Après avoir rendu hommage au shambara dans Zatoichi, Kitano revient sur le terrain du maître : le film de samouraï en armure.
Il y a des aspects très réjouissants. Revoir ces hommes en armure portant des fanions, ces jardins zen dans lesquels se trament des intrigues alambiquées, ces forteresses aux lourds contreforts en pierre surmontées de palissades de pieux, ces villages bordés de rizière où travaillent de pauvres bougres, ces bordées de flèches, ces clairières à embuscade, ces larges champs de bataille couverts de troupes, ces inserts sur des cavaliers chargeant... Oui, si tu aimes Ran, tu seras heureux. Les travellings, les plans fixes, le montage, tout est merveilleusement harmonieux.

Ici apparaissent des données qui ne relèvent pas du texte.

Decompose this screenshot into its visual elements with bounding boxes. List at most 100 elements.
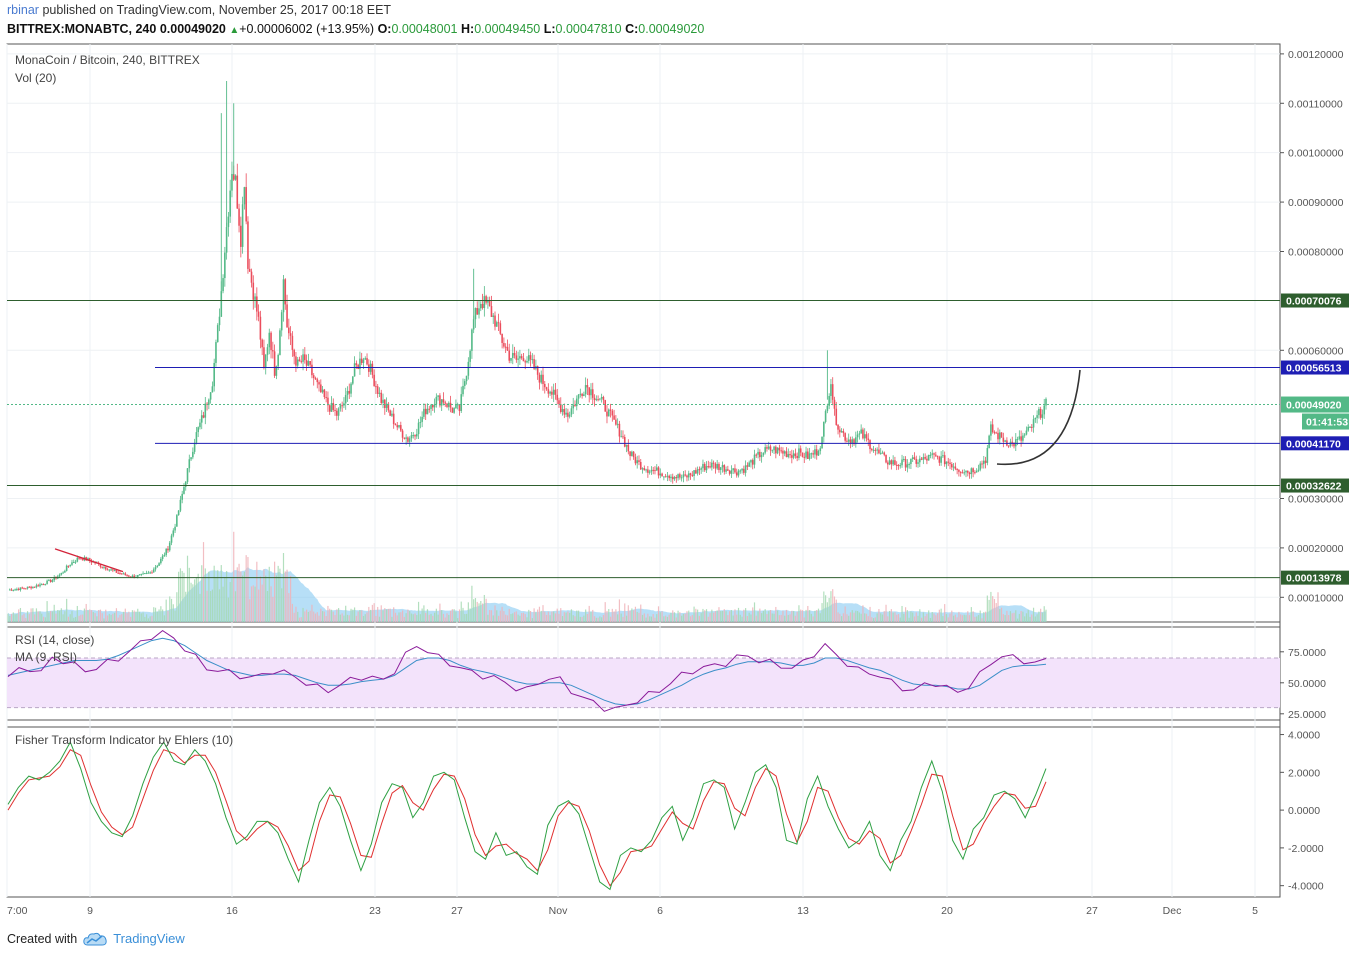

Mais nous ne sommes pas chez Kurosawa. Nous sommes chez le Kitano post-Outrages. Un conteur d'histoire qui a cessé d'aimer ses personnages. Tous sont naïfs, cyniques, vénaux, minables, sans foi ni loi ou ridicules. Et toutes les scènes qui pourraient se référer au code des samouraïs sont systématiquement traitées sous l'angle de la bouffonnerie. Avec donc le leit-motiv de la tête tranchée ("kubi" veut dire "tête" en japonais).
(Jeu à boire : boire à chaque décapitation. Bon courage).
Je peux comprendre l'idée d'un film où il n'y a aucun personnage auquel s'identifier. Mais je retrouve le même jeu de massacre répétitif et vain que dans Outrages. A peine un personnage est-il tué que son bourreau est lui-même destiné, dans le quart d'heure qui suit, à mourir de diverses manières. Et la violence, Kitano sait toujours la filmer de manière dérangeante (la palme au personnage d'Oda, dandy sadique et psychopathe). Tout cela ne mène à rien. Le message c'est quoi ? Que la vie est un néant : des crétins s'entretuent pour rien, la seule chose à faire est d'en donner une interprétation stylisée. Super.
On est loin de la tendresse qui affleurait dans Hana-Bi ou Sonatine. (Ne pas regarder en arrière).
La palme à ce dernier plan : le jeu de massacre s'arrête avec le meurtre de Mistuhide, et son assassin donne négligemment un coup de pied dedans.
Kubi est visuellement un beau film de samouraï, hélas sa violence misanthrope et vide de sens n'en fait qu'une transposition dans un film de Kurosawa d'Outrages. et vous l'avez compris, je n'aime pas Outrages.